Immers: als een goudvis zwemt als een vis in het water, is die op zijn/haar best en inherent gelukkig.
En als de herdershond rennend en blaffend de kudde beheert, is die op zijn/haar best en inherent gelukkig.
Maar als de goudvis en de herdershond in het bedrijf van hangbuikje knorrend en eikels etend tuinen en parken moeten omwroeten, wordt het andere koek. Dan hebben we regels, voorschriften en controles nodig. Veel regels, overdreven veel voorschriften en bovenal veel tijdrovende en motivatie dodende controles. Hoe een fenomeen als ‘gelijke monniken, gelijke kappen’ verstikkend kan uitpakken voor uniciteit van de individuele mens.

Laten we deze gedachten eens even vertalen naar leiderschap. Hoe gaaf zou het zijn als leiderschap zou gaan over het blootleggen, het door ontwikkelen, inzetten en combineren van unieke en wezenseigen kwaliteiten?

Hoe mooi zou het zijn als leiders en leidinggevenden eraan bijdragen dat ‘elk vogeltje kan en mag zingen zoals het gebekt is’ in plaats van hen steeds weer hetzelfde en veelal oude liedje te laten zingen?

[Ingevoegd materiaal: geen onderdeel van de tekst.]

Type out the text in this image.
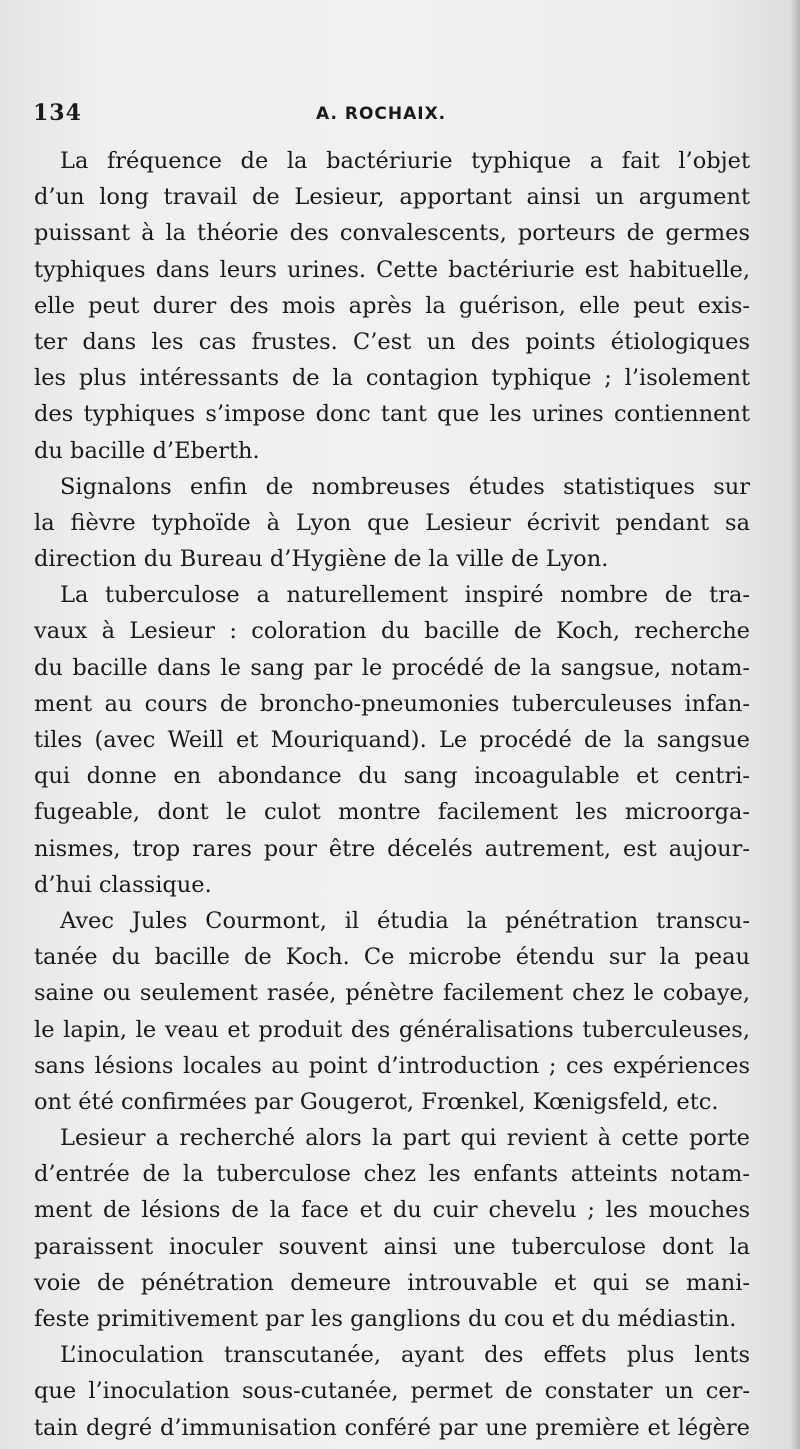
134	A. ROCHAIX.
La fréquence de la bactériurie typhique a fait l’objet
d’un long travail de Lesieur, apportant ainsi un argument
puissant à la théorie des convalescents, porteurs de germes
typhiques dans leurs urines. Cette bactériurie est habituelle,
elle peut durer des mois après la guérison, elle peut exis-
ter dans les cas frustes. C’est un des points étiologiques
les plus intéressants de la contagion typhique ; l’isolement
des typhiques s’impose donc tant que les urines contiennent
du bacille d’Eberth.
Signalons enfin de nombreuses études statistiques sur
la fièvre typhoïde à Lyon que Lesieur écrivit pendant sa
direction du Bureau d’Hygiène de la ville de Lyon.
La tuberculose a naturellement inspiré nombre de tra-
vaux à Lesieur : coloration du bacille de Koch, recherche
du bacille dans le sang par le procédé de la sangsue, notam-
ment au cours de broncho-pneumonies tuberculeuses infan-
tiles (avec Weill et Mouriquand). Le procédé de la sangsue
qui donne en abondance du sang incoagulable et centri-
fugeable, dont le culot montre facilement les microorga-
nismes, trop rares pour être décelés autrement, est aujour-
d’hui classique.
Avec Jules Courmont, il étudia la pénétration transcu-
tanée du bacille de Koch. Ce microbe étendu sur la peau
saine ou seulement rasée, pénètre facilement chez le cobaye,
le lapin, le veau et produit des généralisations tuberculeuses,
sans lésions locales au point d’introduction ; ces expériences
ont été confirmées par Gougerot, Frœnkel, Kœnigsfeld, etc.
Lesieur a recherché alors la part qui revient à cette porte
d’entrée de la tuberculose chez les enfants atteints notam-
ment de lésions de la face et du cuir chevelu ; les mouches
paraissent inoculer souvent ainsi une tuberculose dont la
voie de pénétration demeure introuvable et qui se mani-
feste primitivement par les ganglions du cou et du médiastin.
L’inoculation transcutanée, ayant des effets plus lents
que l’inoculation sous-cutanée, permet de constater un cer-
tain degré d’immunisation conféré par une première et légère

Onlangs bracht de Nederlandse zangeres Maan een nummer uit onder de titel: ‘Ze huilt, maar ze lacht’ dat naar mijn idee gaat over het wel of niet laten zien en vormgeven van wie je in wezen bent. (Overigens, vaak zijn we bang voor ‘die ik’ in dezelfde mate als dat we verlangen naar ‘diezelfde ik’.) Of anders gezegd: het liedje gaat over het verlangen om te zijn wie je écht bent en tegelijkertijd over de angst om te zijn wie je écht bent.
Een kort citaat uit dat nummer:

“ . . . . Want als ze morgen besluit niet te schuilen
Haar betere ik voor haar ware gezicht te ruilen
Zullen de vrienden die zij wil vertrouwen
Nog steeds van haar houden . . . . “.

Terwijl ik nog een houtblok in de kachel gooi, herinner ik me een reclamespotje uit vroeger tijden: ‘Het mooiste dat je kunt worden, is jezelf!’